Jason Haukoos, MD, on how the DETECT Hep C trial leverages 24/7 emergency care to reach vulnerable patients.
As the DETECT Hep C trial demonstrated the superiority of non-targeted screening over targeted screening in emergency departments (EDs), researchers emphasized the broader implications of their findings: emergency departments are uniquely positioned to identify and support vulnerable patients who might otherwise remain undiagnosed.
“Emergency departments are, you know, the safety-net healthcare sites across the country for large populations.” said Jason Haukoos, MD, MSc, FACEP, an emergency physician and principal investigator of the trial. “Emergency departments see 140 to 150 million visits annually, every year, in large numbers. Patients who seek care in emergency departments commonly do so because they don't have direct or easy access to primary care or other sources of healthcare.”
These access barriers disproportionately affect people who are at higher risk for infections like hepatitis C virus (HCV). “In particular, those who are most vulnerable—patients who are at high risk—perhaps, you know, like we say, the most vulnerable in the sense of not having access to care, often will only make their connection with healthcare through an emergency department,” Haukoos said.
That reality gives EDs a crucial opportunity to intervene, Haukoos explained. “So it affords an opportunity in an emergency department setting to perform screening—as in this case, for hepatitis C—to identify them, because it may be the only instance where you may identify them and have the opportunity to subsequently link them to care.”

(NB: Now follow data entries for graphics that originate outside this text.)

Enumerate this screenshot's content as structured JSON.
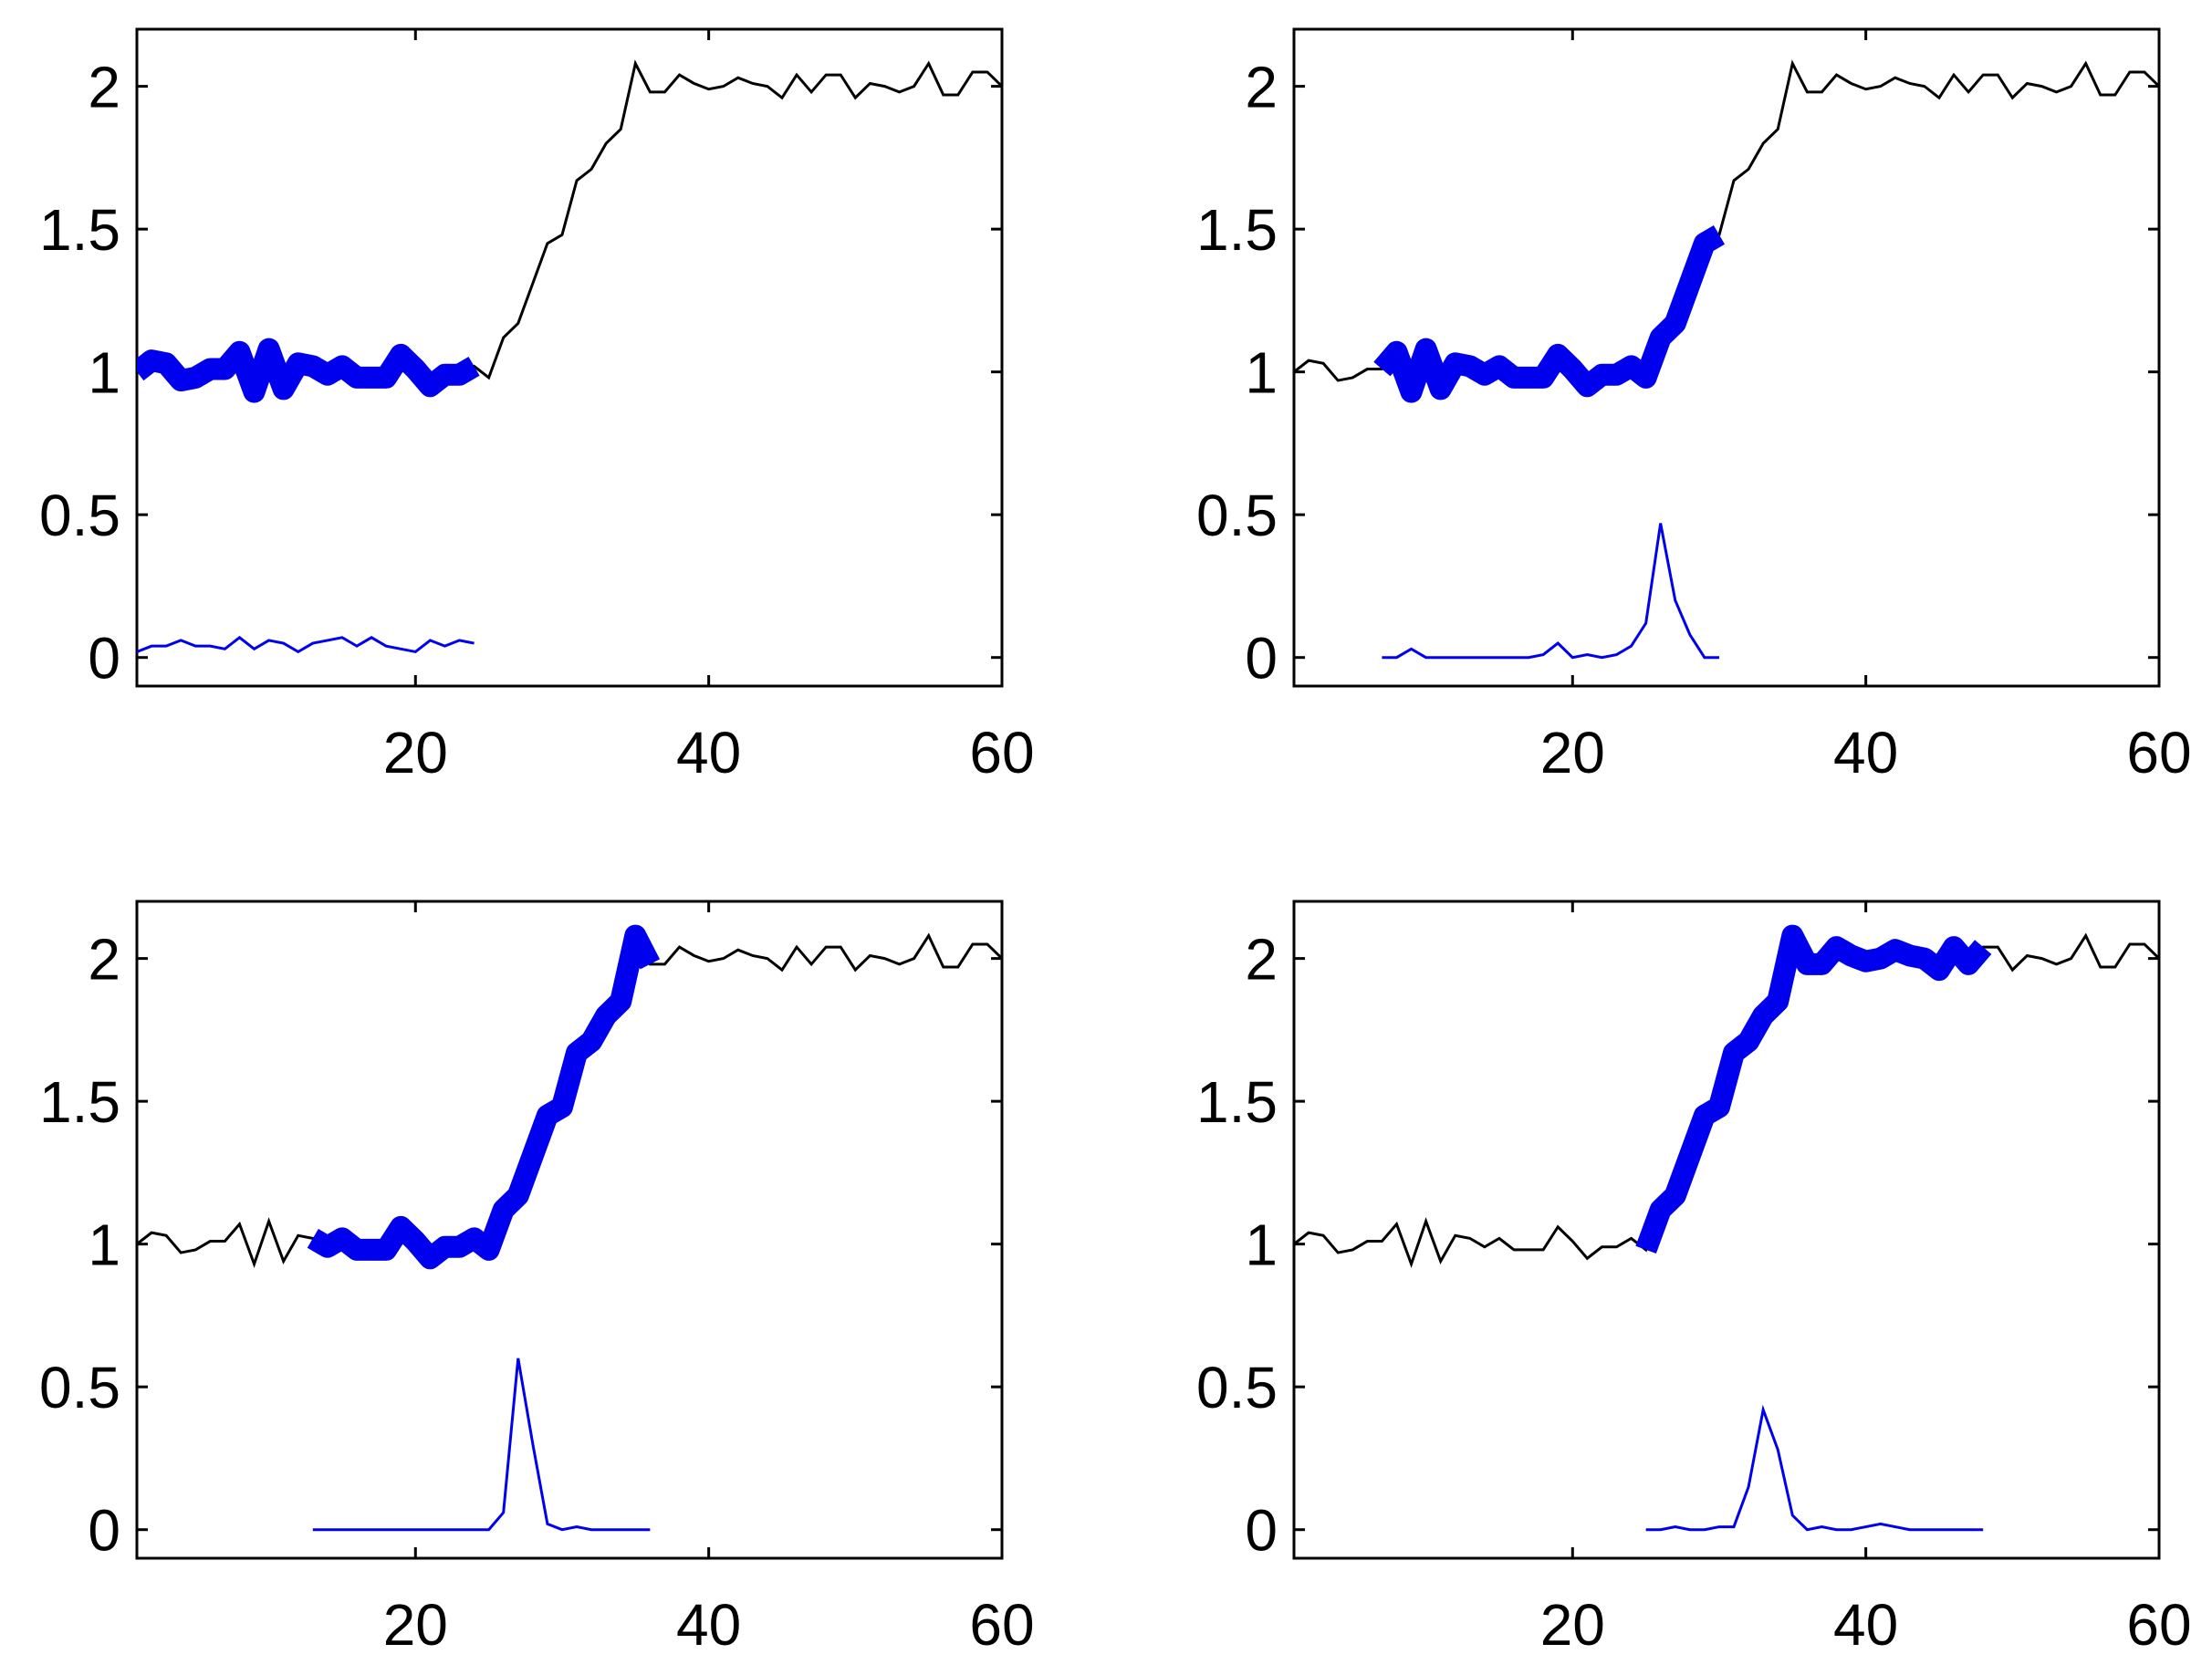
{
  "colors": {
    "signal": "#000000",
    "highlight": "#0000ee",
    "detector": "#0000ee",
    "axes": "#000000",
    "background": "#ffffff"
  },
  "chart_data": [
    {
      "type": "line",
      "title": "",
      "xlabel": "",
      "ylabel": "",
      "xlim": [
        1,
        60
      ],
      "ylim": [
        -0.1,
        2.2
      ],
      "xticks": [
        20,
        40,
        60
      ],
      "yticks": [
        0,
        0.5,
        1,
        1.5,
        2
      ],
      "xtick_labels": [
        "20",
        "40",
        "60"
      ],
      "ytick_labels": [
        "0",
        "0.5",
        "1",
        "1.5",
        "2"
      ],
      "grid": false,
      "highlight_range": [
        1,
        24
      ],
      "signal": {
        "x": [
          1,
          2,
          3,
          4,
          5,
          6,
          7,
          8,
          9,
          10,
          11,
          12,
          13,
          14,
          15,
          16,
          17,
          18,
          19,
          20,
          21,
          22,
          23,
          24,
          25,
          26,
          27,
          28,
          29,
          30,
          31,
          32,
          33,
          34,
          35,
          36,
          37,
          38,
          39,
          40,
          41,
          42,
          43,
          44,
          45,
          46,
          47,
          48,
          49,
          50,
          51,
          52,
          53,
          54,
          55,
          56,
          57,
          58,
          59,
          60
        ],
        "y": [
          1.0,
          1.04,
          1.03,
          0.97,
          0.98,
          1.01,
          1.01,
          1.07,
          0.93,
          1.08,
          0.94,
          1.03,
          1.02,
          0.99,
          1.02,
          0.98,
          0.98,
          0.98,
          1.06,
          1.01,
          0.95,
          0.99,
          0.99,
          1.02,
          0.98,
          1.12,
          1.17,
          1.31,
          1.45,
          1.48,
          1.67,
          1.71,
          1.8,
          1.85,
          2.08,
          1.98,
          1.98,
          2.04,
          2.01,
          1.99,
          2.0,
          2.03,
          2.01,
          2.0,
          1.96,
          2.04,
          1.98,
          2.04,
          2.04,
          1.96,
          2.01,
          2.0,
          1.98,
          2.0,
          2.08,
          1.97,
          1.97,
          2.05,
          2.05,
          2.0
        ]
      },
      "detector": {
        "x": [
          1,
          2,
          3,
          4,
          5,
          6,
          7,
          8,
          9,
          10,
          11,
          12,
          13,
          14,
          15,
          16,
          17,
          18,
          19,
          20,
          21,
          22,
          23,
          24
        ],
        "y": [
          0.02,
          0.04,
          0.04,
          0.06,
          0.04,
          0.04,
          0.03,
          0.07,
          0.03,
          0.06,
          0.05,
          0.02,
          0.05,
          0.06,
          0.07,
          0.04,
          0.07,
          0.04,
          0.03,
          0.02,
          0.06,
          0.04,
          0.06,
          0.05
        ]
      }
    },
    {
      "type": "line",
      "title": "",
      "xlabel": "",
      "ylabel": "",
      "xlim": [
        1,
        60
      ],
      "ylim": [
        -0.1,
        2.2
      ],
      "xticks": [
        20,
        40,
        60
      ],
      "yticks": [
        0,
        0.5,
        1,
        1.5,
        2
      ],
      "xtick_labels": [
        "20",
        "40",
        "60"
      ],
      "ytick_labels": [
        "0",
        "0.5",
        "1",
        "1.5",
        "2"
      ],
      "grid": false,
      "highlight_range": [
        7,
        30
      ],
      "signal": {
        "x": [
          1,
          2,
          3,
          4,
          5,
          6,
          7,
          8,
          9,
          10,
          11,
          12,
          13,
          14,
          15,
          16,
          17,
          18,
          19,
          20,
          21,
          22,
          23,
          24,
          25,
          26,
          27,
          28,
          29,
          30,
          31,
          32,
          33,
          34,
          35,
          36,
          37,
          38,
          39,
          40,
          41,
          42,
          43,
          44,
          45,
          46,
          47,
          48,
          49,
          50,
          51,
          52,
          53,
          54,
          55,
          56,
          57,
          58,
          59,
          60
        ],
        "y": [
          1.0,
          1.04,
          1.03,
          0.97,
          0.98,
          1.01,
          1.01,
          1.07,
          0.93,
          1.08,
          0.94,
          1.03,
          1.02,
          0.99,
          1.02,
          0.98,
          0.98,
          0.98,
          1.06,
          1.01,
          0.95,
          0.99,
          0.99,
          1.02,
          0.98,
          1.12,
          1.17,
          1.31,
          1.45,
          1.48,
          1.67,
          1.71,
          1.8,
          1.85,
          2.08,
          1.98,
          1.98,
          2.04,
          2.01,
          1.99,
          2.0,
          2.03,
          2.01,
          2.0,
          1.96,
          2.04,
          1.98,
          2.04,
          2.04,
          1.96,
          2.01,
          2.0,
          1.98,
          2.0,
          2.08,
          1.97,
          1.97,
          2.05,
          2.05,
          2.0
        ]
      },
      "detector": {
        "x": [
          7,
          8,
          9,
          10,
          11,
          12,
          13,
          14,
          15,
          16,
          17,
          18,
          19,
          20,
          21,
          22,
          23,
          24,
          25,
          26,
          27,
          28,
          29,
          30
        ],
        "y": [
          0.0,
          0.0,
          0.03,
          0.0,
          0.0,
          0.0,
          0.0,
          0.0,
          0.0,
          0.0,
          0.0,
          0.01,
          0.05,
          0.0,
          0.01,
          0.0,
          0.01,
          0.04,
          0.12,
          0.47,
          0.2,
          0.08,
          0.0,
          0.0
        ]
      }
    },
    {
      "type": "line",
      "title": "",
      "xlabel": "",
      "ylabel": "",
      "xlim": [
        1,
        60
      ],
      "ylim": [
        -0.1,
        2.2
      ],
      "xticks": [
        20,
        40,
        60
      ],
      "yticks": [
        0,
        0.5,
        1,
        1.5,
        2
      ],
      "xtick_labels": [
        "20",
        "40",
        "60"
      ],
      "ytick_labels": [
        "0",
        "0.5",
        "1",
        "1.5",
        "2"
      ],
      "grid": false,
      "highlight_range": [
        13,
        36
      ],
      "signal": {
        "x": [
          1,
          2,
          3,
          4,
          5,
          6,
          7,
          8,
          9,
          10,
          11,
          12,
          13,
          14,
          15,
          16,
          17,
          18,
          19,
          20,
          21,
          22,
          23,
          24,
          25,
          26,
          27,
          28,
          29,
          30,
          31,
          32,
          33,
          34,
          35,
          36,
          37,
          38,
          39,
          40,
          41,
          42,
          43,
          44,
          45,
          46,
          47,
          48,
          49,
          50,
          51,
          52,
          53,
          54,
          55,
          56,
          57,
          58,
          59,
          60
        ],
        "y": [
          1.0,
          1.04,
          1.03,
          0.97,
          0.98,
          1.01,
          1.01,
          1.07,
          0.93,
          1.08,
          0.94,
          1.03,
          1.02,
          0.99,
          1.02,
          0.98,
          0.98,
          0.98,
          1.06,
          1.01,
          0.95,
          0.99,
          0.99,
          1.02,
          0.98,
          1.12,
          1.17,
          1.31,
          1.45,
          1.48,
          1.67,
          1.71,
          1.8,
          1.85,
          2.08,
          1.98,
          1.98,
          2.04,
          2.01,
          1.99,
          2.0,
          2.03,
          2.01,
          2.0,
          1.96,
          2.04,
          1.98,
          2.04,
          2.04,
          1.96,
          2.01,
          2.0,
          1.98,
          2.0,
          2.08,
          1.97,
          1.97,
          2.05,
          2.05,
          2.0
        ]
      },
      "detector": {
        "x": [
          13,
          14,
          15,
          16,
          17,
          18,
          19,
          20,
          21,
          22,
          23,
          24,
          25,
          26,
          27,
          28,
          29,
          30,
          31,
          32,
          33,
          34,
          35,
          36
        ],
        "y": [
          0.0,
          0.0,
          0.0,
          0.0,
          0.0,
          0.0,
          0.0,
          0.0,
          0.0,
          0.0,
          0.0,
          0.0,
          0.0,
          0.06,
          0.6,
          0.3,
          0.02,
          0.0,
          0.01,
          0.0,
          0.0,
          0.0,
          0.0,
          0.0
        ]
      }
    },
    {
      "type": "line",
      "title": "",
      "xlabel": "",
      "ylabel": "",
      "xlim": [
        1,
        60
      ],
      "ylim": [
        -0.1,
        2.2
      ],
      "xticks": [
        20,
        40,
        60
      ],
      "yticks": [
        0,
        0.5,
        1,
        1.5,
        2
      ],
      "xtick_labels": [
        "20",
        "40",
        "60"
      ],
      "ytick_labels": [
        "0",
        "0.5",
        "1",
        "1.5",
        "2"
      ],
      "grid": false,
      "highlight_range": [
        25,
        48
      ],
      "signal": {
        "x": [
          1,
          2,
          3,
          4,
          5,
          6,
          7,
          8,
          9,
          10,
          11,
          12,
          13,
          14,
          15,
          16,
          17,
          18,
          19,
          20,
          21,
          22,
          23,
          24,
          25,
          26,
          27,
          28,
          29,
          30,
          31,
          32,
          33,
          34,
          35,
          36,
          37,
          38,
          39,
          40,
          41,
          42,
          43,
          44,
          45,
          46,
          47,
          48,
          49,
          50,
          51,
          52,
          53,
          54,
          55,
          56,
          57,
          58,
          59,
          60
        ],
        "y": [
          1.0,
          1.04,
          1.03,
          0.97,
          0.98,
          1.01,
          1.01,
          1.07,
          0.93,
          1.08,
          0.94,
          1.03,
          1.02,
          0.99,
          1.02,
          0.98,
          0.98,
          0.98,
          1.06,
          1.01,
          0.95,
          0.99,
          0.99,
          1.02,
          0.98,
          1.12,
          1.17,
          1.31,
          1.45,
          1.48,
          1.67,
          1.71,
          1.8,
          1.85,
          2.08,
          1.98,
          1.98,
          2.04,
          2.01,
          1.99,
          2.0,
          2.03,
          2.01,
          2.0,
          1.96,
          2.04,
          1.98,
          2.04,
          2.04,
          1.96,
          2.01,
          2.0,
          1.98,
          2.0,
          2.08,
          1.97,
          1.97,
          2.05,
          2.05,
          2.0
        ]
      },
      "detector": {
        "x": [
          25,
          26,
          27,
          28,
          29,
          30,
          31,
          32,
          33,
          34,
          35,
          36,
          37,
          38,
          39,
          40,
          41,
          42,
          43,
          44,
          45,
          46,
          47,
          48
        ],
        "y": [
          0.0,
          0.0,
          0.01,
          0.0,
          0.0,
          0.01,
          0.01,
          0.15,
          0.42,
          0.28,
          0.05,
          0.0,
          0.01,
          0.0,
          0.0,
          0.01,
          0.02,
          0.01,
          0.0,
          0.0,
          0.0,
          0.0,
          0.0,
          0.0
        ]
      }
    }
  ]
}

Haukoos’s team aimed to leverage this moment of contact. “That really is the nature of the work that we do in emergency medicine—and the research that I and my team do—to really try to leverage that intersection between patients who are at risk and most vulnerable and how they interface with emergency care, and what we can do in the emergency department to help mitigate some of this.”
Still, he noted, most patients don’t come to the ED expecting to be tested for hepatitis C. “You know, patients don't come to the emergency department largely because they want to be, necessarily, screened for hepatitis C. They come for various complaints. You know, across the board, we see everything. Our doors never close; our lights never go out—24/7.”
This raises an operational challenge: integrating a preventive measure like HCV screening into a high-volume, acute care environment. “Another critical piece to this is: how do you integrate this type of screening into a clinical care setting that isn't meant necessarily as a primary kind of source of care for this type of prevention? Right?” Haukoos said. “So, the primary goal of emergency care is to take care of those who are sick or injured. And then you start thinking about: how do you do prevention work?”
The DETECT Hep C trial was designed to answer that question in real-world settings. “So, one of the big takeaways from this trial is: it's a pragmatic trial,” Haukoos said. “All hepatitis C screening across the three emergency departments—Denver, Johns Hopkins Hospital in Baltimore, Maryland, and the University of Mississippi in Jackson, Mississippi—was fully integrated into clinical care. It was pragmatic. It was really integrated in a real-world sense to show how this can be done, kind of generally, without having to bring in additional resources to do the screening.”
“This study is the main screening trial from the Detect Hep C project, but the Detect Hep C project also consists of some other pieces as well,” he said. “My partner in this, Sarah Rowan—Dr. Rowan, who I mentioned earlier—she led a subsequent clinical trial that was just performed in Denver, not at all three sites, just at our site here.”
That follow-up study tested the effectiveness of patient navigation strategies to connect people with HCV care. “That trial looked at linkage navigation—so they called it the Linkage Navigator—and the effect of that on successful linkage to care and hepatitis C care continuum outcomes, you know: treatment initiation of direct-acting antivirals, treatment completion, SVR12.”
“It was a separate study, a randomized controlled trial, where we compared linkage navigation to clinician referral from the ED, which is the current standard of care,” Haukoos said. “We presented those results at the Conference on Retroviruses and Opportunistic Infections here in Denver in 2024. The main results of that trial—the paper—is currently being written. We anticipate publishing those results later this year.”
And although the full findings haven’t yet been published, Haukoos offered an encouraging preview. “But just to give a bit of a sneak peek: it was a positive study as well.”